Novoa S, Finer M (2017) Major Flooding in Northern Peru from Coastal El Niño. MAAP: 56.

MAAP #34: New Dams on the Madeira River in Brazil Cause Forest Flooding

The Amazon lowlands have been connected to the Andes Mountains for millions of years by only six major rivers: the Caqueta, Madeira, Maranon, Napo, Putumayo, and Ucayali* (see Image 34a). This intimate connection allows rich Andean nutrients to fuel the Amazon floodplain and enables long-distance catfish migration between feeding grounds in the lowlands and spawning grounds in the highlands.

Image 34a. Data: Esri, DigitalGlobe, GeoEye, Earthstar Geographics, CNES/Airbus DS, USDA, AEX, Getmapping, Aerogrid, IGN, IGP, swisstopo
Image 34a. Data: Esri, DigitalGlobe, GeoEye, Earthstar Geographics, CNES/Airbus DS, USDA, AEX, Getmapping, Aerogrid, IGN, IGP, swisstopo

However, one of these six major Andean tributaries has recently been dammed on its main channel: the Madeira River in western Brazil (See Inset A). The Santo Antônio dam was completed in 2011, followed by the upstream Jirau dam in 2013.

Note in Image 34a that these dams are are located downstream of the Madre de Dios River in southern Peru. Thus, major ecological impacts — such as blocking the route of migratory catfish**— are also very relevant to Peru.

Here in MAAP #34, we describe the forest loss—over 36,100 hectares—associated with the flooding caused by these two dams (with a focus on the Jirau dam).

Zoom A: Forest Loss due to Flooding

Image 34b shows the forest loss due to flooding immediately upstream of the Jirau dam. As of 2015, the total flooded area for both dams is 36,139 hectares (89,301 acres). Major flooding was first detected in 2010, rose substantially in 2011-12, and peaked in 2014.

According to Fearnside 2014, although much of the forest along the Madeira is seasonally flooded, it dies when permanently flooded.*** Therefore, the flooded area is an appropriate measure of forest loss.

Further below, we show a series of satellite images of the areas indicated by Inset B (see Images 34c-e) and Inset C (see Image 34f).

Image 34b. Flooding-related forest loss along the Upper Madeira River. Data: USGS, CLASlite, Hansen/UMD/Google/USGS/NASA.
Image 34b. Flooding-related forest loss along the Upper Madeira River. Data: USGS, CLASlite, Hansen/UMD/Google/USGS/NASA.
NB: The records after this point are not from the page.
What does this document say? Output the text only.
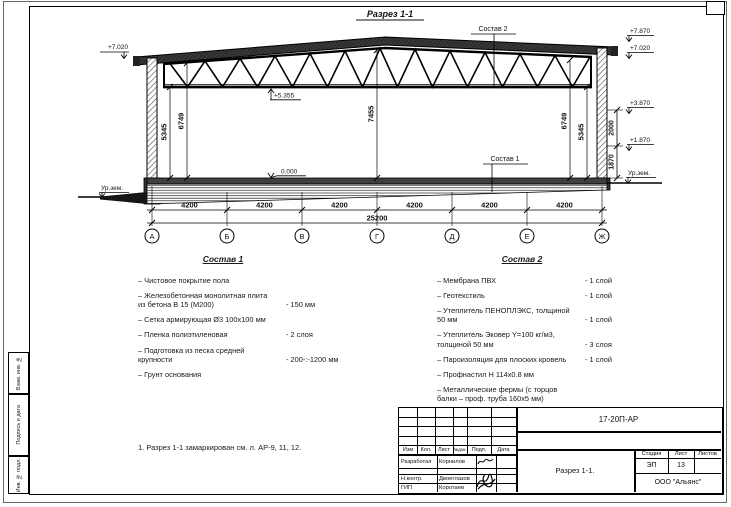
Взам. инв. №
Подпись и дата
Инв. № подл.
Разрез 1-1
5345
6749	7455	6749
5345	2000
1870
4200	4200	4200	4200	4200	4200
25200
А	Б	В	Г	Д	Е	Ж
+7.020
+7.870
+7.020
+3.870
+1.870
Ур.зем.
Ур.зем.
0.000
+5.355
Состав 2
Состав 1
Состав 1
– Чистовое покрытие пола
– Железобетонная монолитная плита из бетона В 15 (М200)	- 150 мм
– Сетка армирующая Ø3 100х100 мм
– Пленка полиэтиленовая	- 2 слоя
– Подготовка из песка средней крупности	- 200-:-1200 мм
– Грунт основания
Состав 2
– Мембрана ПВХ	- 1 слой
– Геотекстиль	- 1 слой
– Утеплитель ПЕНОПЛЭКС, толщиной 50 мм	- 1 слой
– Утеплитель Эковер Y=100 кг/м3, толщиной 50 мм	- 3 слоя
– Пароизоляция для плоских кровель	- 1 слой
– Профнастил Н 114х0.8 мм
– Металлические фермы (с торцов балки – проф. труба 160х5 мм)
1. Разрез 1-1 замаркирован см. л. АР-9, 11, 12.	Изм	Кол.	Лист №док. Подп.	Дата
Разработал	Корнилов
Н.контр.	Двоеглазов
ГИП	Коротаев
17-20П-АР
Разрез 1-1.
Стадия	Лист	Листов
ЭП	13
ООО "Альянс"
Zoom B: Flooding Immediately Upstream Jirau Dam

Image 34c shows the flooding immediately upstream of the Jirau dam between 2011 (left panel) and 2015 (right panel). The red dot is a point of reference that indicates the same place in both images. Below, we show high-resolution images of the areas indicated by Insets B1 and B2.

zoomB_rnd2
Image 34c shows the flooding immediately upstream of the Jirau dam between 2011(left panel) and 2015 (right panel).
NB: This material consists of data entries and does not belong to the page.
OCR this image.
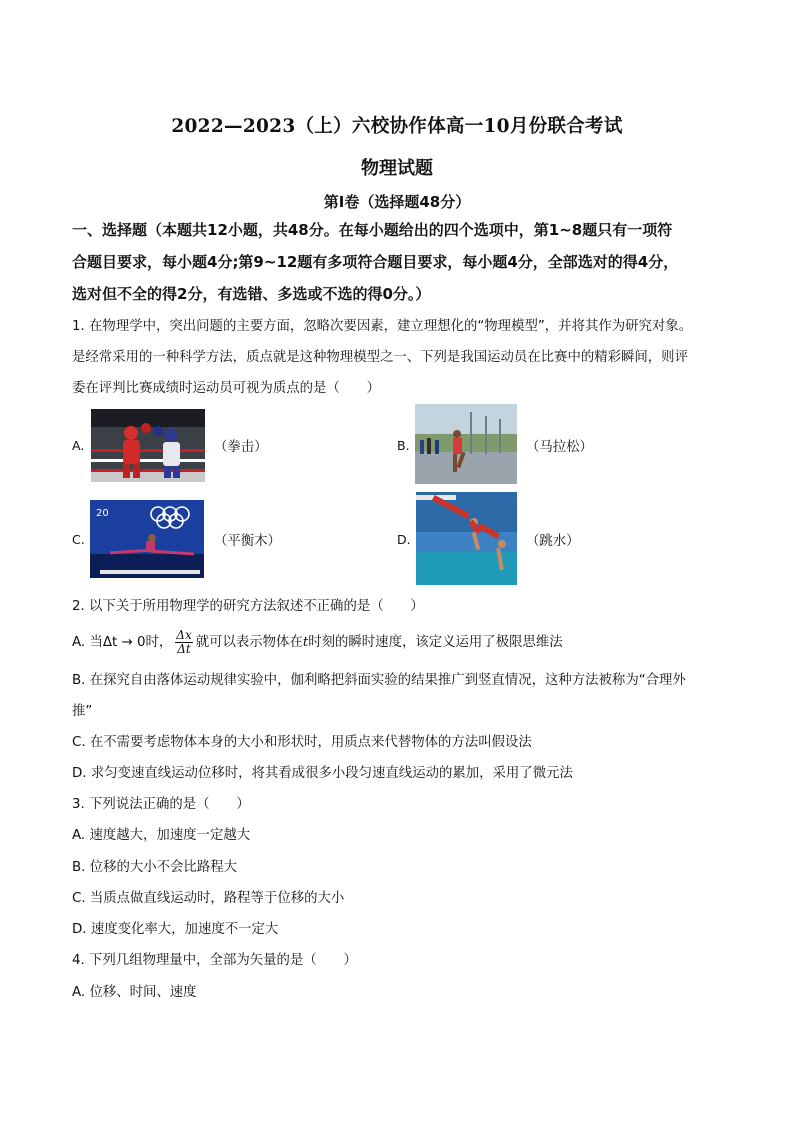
2022—2023（上）六校协作体高一10月份联合考试
物理试题
第Ⅰ卷（选择题48分）
一、选择题（本题共12小题，共48分。在每小题给出的四个选项中，第1~8题只有一项符
合题目要求，每小题4分;第9~12题有多项符合题目要求，每小题4分，全部选对的得4分，
选对但不全的得2分，有选错、多选或不选的得0分。）
1. 在物理学中，突出问题的主要方面，忽略次要因素，建立理想化的“物理模型”，并将其作为研究对象。
是经常采用的一种科学方法，质点就是这种物理模型之一、下列是我国运动员在比赛中的精彩瞬间，则评
委在评判比赛成绩时运动员可视为质点的是（　　）
A.	（拳击）	B.	（马拉松）
C.
20
（平衡木）	D.	（跳水）
2. 以下关于所用物理学的研究方法叙述不正确的是（　　）
A. 当Δt → 0时， $\frac{\Delta x}{\Delta t}$ 就可以表示物体在t时刻的瞬时速度，该定义运用了极限思维法
B. 在探究自由落体运动规律实验中，伽利略把斜面实验的结果推广到竖直情况，这种方法被称为“合理外
推”
C. 在不需要考虑物体本身的大小和形状时，用质点来代替物体的方法叫假设法
D. 求匀变速直线运动位移时，将其看成很多小段匀速直线运动的累加，采用了微元法
3. 下列说法正确的是（　　）
A. 速度越大，加速度一定越大
B. 位移的大小不会比路程大
C. 当质点做直线运动时，路程等于位移的大小
D. 速度变化率大，加速度不一定大
4. 下列几组物理量中，全部为矢量的是（　　）
A. 位移、时间、速度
Zooms B1 and B2: Jirau Dam and Flooding

Image 34d shows a high-resolution view of the Jirau dam in July 2015. Image 34e shows a high-resolution view of a portion of the flooded area immediately upstream of the Jirau dam in August 2015. The red dot is a point of reference that indicates the same place in both panels.

b1_rnd2
Image 34d. High-resolution view of the Jirau dam. Data: WorldView-2 from Digital Globe (NextView).
zoomb2_rnd2
Image 34e: High-resolution view of flooded area immediately upstream of the Jirau dam. Data: WorldView-2 from Digital Globe (NextView).

Zoom C: Flooding Further Upstream of Jirau Dam

Image 34f shows the flooding further upstream of the Jirau dam between 2011 (left panel) and 2015 (right panel). The red dot is a point of reference that indicates the same point in both images.

zoomC_rnd2
Image 34f. Forest flooding further upstream of the Jirau dam between 2011 (left panel) and 2015 (right panel). Data: USGS

References

*Finer M, Jenkins CN (2012) Proliferation of Hydroelectric Dams in the Andean Amazon and Implications for Andes-Amazon Connectivity. PLOS ONE: 7(4): e35126. Link: http://journals.plos.org/plosone/article?id=10.1371/journal.pone.0035126

**Duponchelle F et al (2016) Trans-Amazonian natal homing in giant catfish. J. Appl. Ecol. http://doi.org/bd45

***Fearnside PM (2014) Impacts of Brazil’s Madeira River dams: Unlearned lessons for hydroelectric development in Amazonia. Environmental Science & Policy 38: 164-172.

Citation

Finer M, Olexy T (2015) New Dams on the Madeira River (Brazil) Cause Forest Flooding. MAAP: 34.